The Heliothis armigera single nucleocapsid nucleopolyhedrovirus envelope protein P74 is required for infection of the host midgut.

In order to study the function of the envelope protein P74 of Heliothis armigera single nucleocapsid nucleopolyhedrovirus (HaSNPV), a p74-null recombinant baculovirus, rHa-gfdeltap74, was constructed by inserting gfp driven by the polyhedrin promoter into the p74 locus of HaSNPV genome. The resulting p74-inactivation occlusion-derived viruses (ODV) failed to infect its natural host larvae per os. However, its inability of oral infectivity was rescued using the purified P74 protein expressed by Bac-to-Bac system in Hz-AM1 cells. Feeding the purified P74 protein along with the p74 deletion mutant virus rHa-gfpdeltap74 to H. armigera larvae resulted in the rescue of oral infectivity in a dose dependent manner.
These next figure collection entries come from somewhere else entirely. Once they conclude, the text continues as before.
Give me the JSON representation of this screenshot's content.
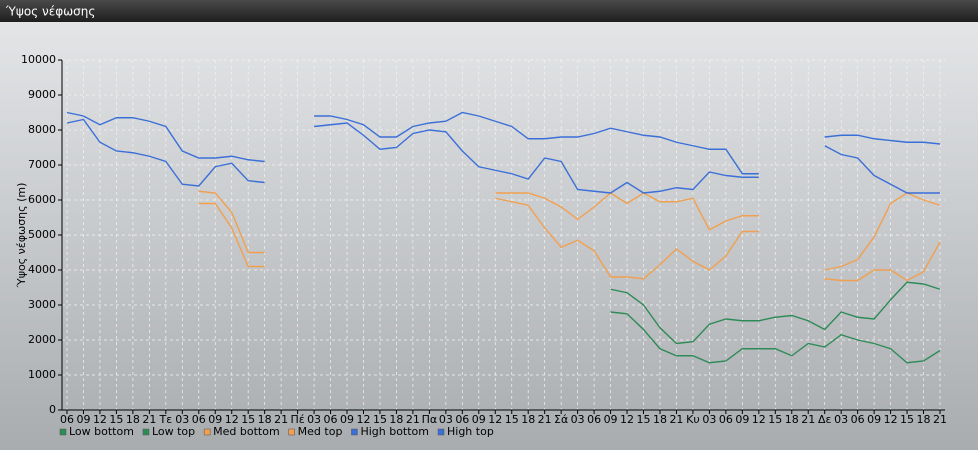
{
  "chart_data": {
    "type": "line",
    "title": "Ύψος νέφωσης",
    "y_label": "Ύψος νέφωσης (m)",
    "categories": [
      "06",
      "09",
      "12",
      "15",
      "18",
      "21",
      "Τε",
      "03",
      "06",
      "09",
      "12",
      "15",
      "18",
      "21",
      "Πέ",
      "03",
      "06",
      "09",
      "12",
      "15",
      "18",
      "21",
      "Πα",
      "03",
      "06",
      "09",
      "12",
      "15",
      "18",
      "21",
      "Σά",
      "03",
      "06",
      "09",
      "12",
      "15",
      "18",
      "21",
      "Κυ",
      "03",
      "06",
      "09",
      "12",
      "15",
      "18",
      "21",
      "Δε",
      "03",
      "06",
      "09",
      "12",
      "15",
      "18",
      "21"
    ],
    "ylim": [
      0,
      10000
    ],
    "yticks": [
      0,
      1000,
      2000,
      3000,
      4000,
      5000,
      6000,
      7000,
      8000,
      9000,
      10000
    ],
    "grid": true,
    "legend": "bottom",
    "series": [
      {
        "name": "Low bottom",
        "color": "#2e8b57",
        "values": [
          null,
          null,
          null,
          null,
          null,
          null,
          null,
          null,
          null,
          null,
          null,
          null,
          null,
          null,
          null,
          null,
          null,
          null,
          null,
          null,
          null,
          null,
          null,
          null,
          null,
          null,
          null,
          null,
          null,
          null,
          null,
          null,
          null,
          2800,
          2750,
          2300,
          1750,
          1550,
          1550,
          1350,
          1400,
          1750,
          1750,
          1750,
          1550,
          1900,
          1800,
          2150,
          2000,
          1900,
          1750,
          1350,
          1400,
          1700
        ]
      },
      {
        "name": "Low top",
        "color": "#2e8b57",
        "values": [
          null,
          null,
          null,
          null,
          null,
          null,
          null,
          null,
          null,
          null,
          null,
          null,
          null,
          null,
          null,
          null,
          null,
          null,
          null,
          null,
          null,
          null,
          null,
          null,
          null,
          null,
          null,
          null,
          null,
          null,
          null,
          null,
          null,
          3450,
          3350,
          3000,
          2350,
          1900,
          1950,
          2450,
          2600,
          2550,
          2550,
          2650,
          2700,
          2550,
          2300,
          2800,
          2650,
          2600,
          3150,
          3650,
          3600,
          3450
        ]
      },
      {
        "name": "Med bottom",
        "color": "#f0a050",
        "values": [
          null,
          null,
          null,
          null,
          null,
          null,
          null,
          null,
          5900,
          5900,
          5200,
          4100,
          4100,
          null,
          null,
          null,
          null,
          null,
          null,
          null,
          null,
          null,
          null,
          null,
          null,
          null,
          6050,
          5950,
          5850,
          5200,
          4650,
          4850,
          4550,
          3800,
          3800,
          3750,
          4150,
          4600,
          4250,
          4000,
          4400,
          5100,
          5100,
          null,
          null,
          null,
          3750,
          3700,
          3700,
          4000,
          4000,
          3700,
          3950,
          4800
        ]
      },
      {
        "name": "Med top",
        "color": "#f0a050",
        "values": [
          null,
          null,
          null,
          null,
          null,
          null,
          null,
          null,
          6250,
          6200,
          5650,
          4500,
          4500,
          null,
          null,
          null,
          null,
          null,
          null,
          null,
          null,
          null,
          null,
          null,
          null,
          null,
          6200,
          6200,
          6200,
          6050,
          5800,
          5450,
          5800,
          6200,
          5900,
          6200,
          5950,
          5950,
          6050,
          5150,
          5400,
          5550,
          5550,
          null,
          null,
          null,
          4000,
          4100,
          4300,
          4950,
          5900,
          6200,
          6000,
          5850
        ]
      },
      {
        "name": "High bottom",
        "color": "#3b6fd8",
        "values": [
          8200,
          8300,
          7650,
          7400,
          7350,
          7250,
          7100,
          6450,
          6400,
          6950,
          7050,
          6550,
          6500,
          null,
          null,
          8100,
          8150,
          8200,
          7850,
          7450,
          7500,
          7900,
          8000,
          7950,
          7400,
          6950,
          6850,
          6750,
          6600,
          7200,
          7100,
          6300,
          6250,
          6200,
          6500,
          6200,
          6250,
          6350,
          6300,
          6800,
          6700,
          6650,
          6650,
          null,
          null,
          null,
          7550,
          7300,
          7200,
          6700,
          6450,
          6200,
          6200,
          6200
        ]
      },
      {
        "name": "High top",
        "color": "#3b6fd8",
        "values": [
          8500,
          8400,
          8150,
          8350,
          8350,
          8250,
          8100,
          7400,
          7200,
          7200,
          7250,
          7150,
          7100,
          null,
          null,
          8400,
          8400,
          8300,
          8150,
          7800,
          7800,
          8100,
          8200,
          8250,
          8500,
          8400,
          8250,
          8100,
          7750,
          7750,
          7800,
          7800,
          7900,
          8050,
          7950,
          7850,
          7800,
          7650,
          7550,
          7450,
          7450,
          6750,
          6750,
          null,
          null,
          null,
          7800,
          7850,
          7850,
          7750,
          7700,
          7650,
          7650,
          7600
        ]
      }
    ]
  }
}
The P74 protein was expressed in-frame with GFP to create a P74-GFP chimera for studying the localization of P74, the GFP portion of the chimera facilitating the visualization of the trafficking of P74 in cells. The P74-GFP chimeric proteins localized in the intranuclear ring zone and accumulated into microvesicles. In addition, the specific and saturable binding of P74 protein to its host brush border membrane vesicles (BBMVs) was involved in the invasion of virus. Further investigations (pull-down assay) showed that an about 30 kDa protein in the BBMVs was involved in the specific binding. These results demonstrated that the P74 protein is essential for oral infectivity of ODV and plays a role in midgut attachment and fusion.